To this day I can still remember the sense of awe I felt upon opening it, and also how captivated I was by its contents as I let them wash over me for the very first time. Until then I had never been exposed to the principles or the philosophy of Taoism. I wouldn't exactly say that after all of these years of turning to this book in times of need, that I am what you would call a 'devout' follower of Taoism. I mean, I try my best to live a spiritual life, but sometimes there's just so much chaos that goes on around us - and also within us - where we just get so damn caught up with everything and where everything seems to be moving so fast that I sometimes find myself straying from the path ... or forgetting that one even exists ...which now begs me to ask - for various other reason also - at what point did I start losing sight of myself? Not so much "who am I"?, because I do know who and what I am, but more in regards to what is right for me and what is not, and also that sense of inner peace which once seemed to be a constant companion of mine. Right now, I suspect that the cause of me questioning all of this is more than likely attributed to having so much conflict surrounding me by external forces - personal and other - which in my mind is not always a good thing. After all, there does come a point in our lives where we find ourselves in situations where we begin to think that enough is enough. And perhaps I am approaching that point sooner than I care to admit?

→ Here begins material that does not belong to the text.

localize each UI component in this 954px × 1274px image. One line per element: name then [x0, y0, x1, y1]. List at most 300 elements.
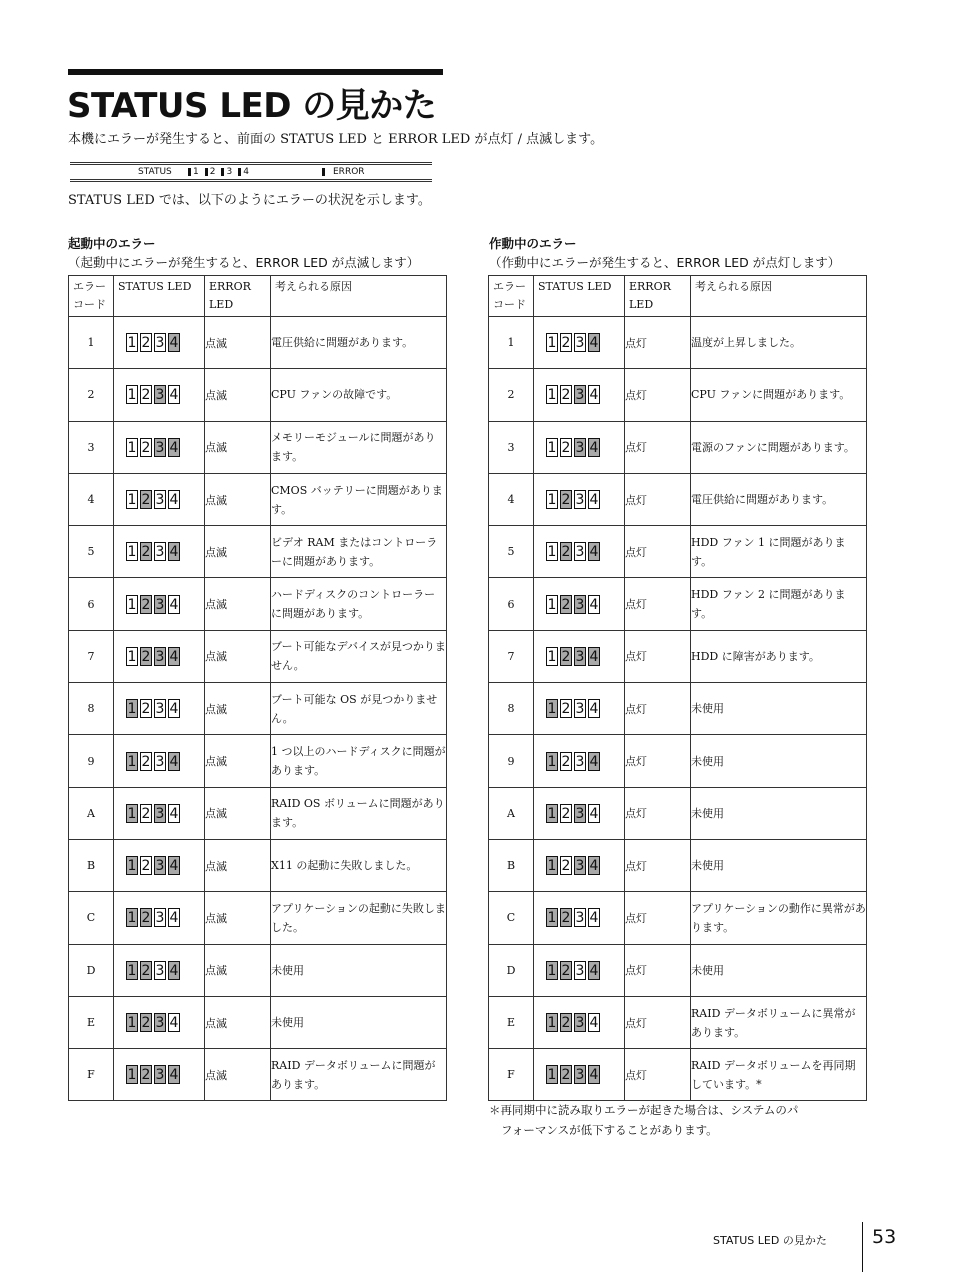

Anyway, I seem to find a strange sense of comfort in the knowing that every now and then we get a little reminder from the Universe, especially on days like this, where I sat at my desk and reached out for this book without intending to actually sit and read. It wasn't a conscious thought that led me to 365 Tao today, or to my study for that matter, but for some reason all that followed resonated deep within, and it was afterwards that I realised I obviously needed to hear what presented itself before me as I wearily opened up my book, turned to page 4, and began to read...


REFLECTION


Moon above water.
Sit in solitude.



If waters are placid, the moon will be mirrored perfectly. If we still ourselves, we can mirror the divine perfectly. But if we engage solely in the frenetic activities of our daily involvements, if we seek to impose our own schemes on the natural order, and if we allow ourselves to become absorbed in self-centered views, the surface of our waters becomes turbulent. Then we cannot be receptive to Tao.

There is no effort that we can make to still ourselves. True stillness comes naturally from moments of solitude where we allow our minds to settle. Just as water seeks its own level, the mind will gravitate toward the holy. Muddy water will become clear if allowed to stand undisturbed, and so too will the mind become clear if it is allowed to be still.

Neither the water nor the moon make any effort to achieve a reflection. In the same way, meditation will be natural and immediate.


4 comments:

moonsorceress said...

Wishing you peace on the journey within. And sorry for ruffling the waters.

Leather said...

You are the strongest person I know. You were my rock for me in our relationship all those years ago, and I know whatever it is you are going through you will come out the other end knowing you made the right choices.

You were always great at that, and you always had amazing integrity and took pride in your beliefs and values. I know you still have these qualities.

Follow your heart.

Leather xox

essence said...

This is a beautiful peace. i needed to read this today. i am looking up this book. i want it. i am in need of finding peace.

Thank you for posting this.

essence

Jude said...

Golly gee Batman. I can relate to this post. One morning I woke up, took care of my affairs and booked a ticket to cross the other end of the country a week later. Darwin to Sydney. Time has passed and I have not looked back since. It's now been two years.

Hope it all goes well. I like your blogs.